Emirates Airline: A Billion-Dollar Sukuk-Bond Issue (Ivey Publishing, 04/2014, 9B14N002)
Authors: Emir Hrnjić, Harun Kapetanovic and David Reeb, April 2014
Emirates Airline (EA) needs to fund the purchase of 30 new A380 aircraft. On March 11, 2013, EA announced plans to issue US$1 billion of Islamic bonds (sukuk) and $750 million of regular bonds. These bonds arguably share similar risks and seniority even though the sukuk bonds sold with a lower implied yield. This difference in pricing for securities with similar default risks seems at odds with conventional finance thinking. Against this backdrop, the EA treasury department must decide on the appropriate funding for this next batch of A380 airplanes.
This case is designed for a course in corporate finance or financial management that covers funding investments or raising capital. Additionally, it can be used in courses on portfolio management or fixed income that involve bond pricing. Alternatively, the case could be used in a module on corporate strategy that focuses on strategic financing choices. The case facilitates discussions on Islamic finance and emerging markets (in particular, Dubai).
East Meets West: Rothschild’s Investment in Indonesia’s Bakrie Group (INSEAD Publishing, 12/2013-6030)
Authors: Morten Bennedsen, Emir Hrnjić and Yupana Wiwatannakantang, December 2013
This case describes the challenges encountered by Nathaniel Rothschild after making a US$3 billion investment in 2010 in a family-owned business group in Asia. Scion of the Rothschild banking dynasty and private equity fund manager, Rothschild and his business associates created a LSE-listed shell company, Bumi PLC, which acquired PT Bumi Resources and Berau Coal. These were among Indonesia’s largest coal mines and the largest coal exporters in the world, and were controlled by the Bakries, a powerful Indonesian family whose patriarch was a candidate for the presidency in 2014.
After losing at least 70% of his investment in three years, Rothschild eventually requisitioned an extraordinary general meeting in February 2013, attempting to remove the Bakries and their associates from Bumi’s management team. Despite western-style corporate governance manoeuvres, the PE investors found it challenging to control the politically connected family in Indonesia.
Placement in Course
The case is designed for courses in Corporate Finance on the topic of family business and/or raising funds, or courses in International Finance or Investment in Emerging Markets (particularly Indonesia). Alternatively, it could be used in a course on Corporate Governance on the topic of shareholder activism and board monitoring.

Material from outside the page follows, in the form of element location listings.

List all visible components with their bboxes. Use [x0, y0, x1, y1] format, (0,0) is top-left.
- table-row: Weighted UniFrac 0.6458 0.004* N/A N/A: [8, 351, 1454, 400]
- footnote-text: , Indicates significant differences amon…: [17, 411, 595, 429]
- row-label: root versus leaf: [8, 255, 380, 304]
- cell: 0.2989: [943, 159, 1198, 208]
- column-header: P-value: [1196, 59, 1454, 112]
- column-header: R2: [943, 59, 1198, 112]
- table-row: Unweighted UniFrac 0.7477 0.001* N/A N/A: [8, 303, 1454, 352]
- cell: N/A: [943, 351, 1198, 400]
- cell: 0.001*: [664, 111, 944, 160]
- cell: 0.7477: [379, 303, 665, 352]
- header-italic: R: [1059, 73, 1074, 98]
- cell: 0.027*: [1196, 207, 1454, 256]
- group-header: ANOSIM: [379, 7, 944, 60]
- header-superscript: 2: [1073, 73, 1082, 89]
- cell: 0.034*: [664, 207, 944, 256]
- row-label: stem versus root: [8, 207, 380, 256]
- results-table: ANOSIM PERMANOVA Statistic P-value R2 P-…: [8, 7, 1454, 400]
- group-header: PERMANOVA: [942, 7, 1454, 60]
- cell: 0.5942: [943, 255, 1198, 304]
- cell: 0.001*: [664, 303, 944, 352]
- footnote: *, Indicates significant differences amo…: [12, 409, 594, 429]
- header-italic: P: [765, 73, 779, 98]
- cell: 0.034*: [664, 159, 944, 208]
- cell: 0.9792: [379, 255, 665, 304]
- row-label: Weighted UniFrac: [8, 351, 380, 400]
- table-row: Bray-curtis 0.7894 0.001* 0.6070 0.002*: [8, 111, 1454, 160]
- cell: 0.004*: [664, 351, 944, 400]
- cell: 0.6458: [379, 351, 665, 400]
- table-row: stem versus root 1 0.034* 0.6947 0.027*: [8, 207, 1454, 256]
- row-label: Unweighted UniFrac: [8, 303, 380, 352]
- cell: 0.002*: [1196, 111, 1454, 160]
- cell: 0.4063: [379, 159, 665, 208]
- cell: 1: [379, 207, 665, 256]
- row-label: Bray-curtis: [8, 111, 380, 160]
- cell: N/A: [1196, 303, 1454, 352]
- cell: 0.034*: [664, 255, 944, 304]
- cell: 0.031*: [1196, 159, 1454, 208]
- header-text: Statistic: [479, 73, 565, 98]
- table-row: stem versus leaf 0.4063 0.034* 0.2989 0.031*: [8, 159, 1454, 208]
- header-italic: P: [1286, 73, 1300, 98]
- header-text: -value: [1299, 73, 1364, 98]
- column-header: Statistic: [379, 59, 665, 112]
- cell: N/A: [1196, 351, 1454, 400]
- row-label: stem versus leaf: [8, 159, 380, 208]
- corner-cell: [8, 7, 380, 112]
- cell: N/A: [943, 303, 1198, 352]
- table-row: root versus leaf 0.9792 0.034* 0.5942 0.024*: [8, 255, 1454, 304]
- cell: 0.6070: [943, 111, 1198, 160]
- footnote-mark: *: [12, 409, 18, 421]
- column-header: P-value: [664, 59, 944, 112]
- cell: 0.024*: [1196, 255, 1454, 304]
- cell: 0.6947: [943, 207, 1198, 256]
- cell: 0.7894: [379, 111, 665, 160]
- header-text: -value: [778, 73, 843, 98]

Fintech: The New DNA of Financial Services provides an in-depth introduction to understanding the various areas of Fintech and terminology such as A.I., Big Data, Robo-advisory, Blockchain, Cryptocurrency, InsureTech, Cloud computing, Crowdfunding and many more. Contributions from Fintech innovators discuss banking, insurance and investment management applications, as well as the legal and human resource implications of Fintech in the future.
Fintech will bring revolutionary change to the finance and investment industry on the same scale as internet did to the retail industry. There will be disruptors and the disrupted, startups which will become behemoths and incumbents which will need to adapt. Understanding this evolution is paramount for every industry professional, student and the common man.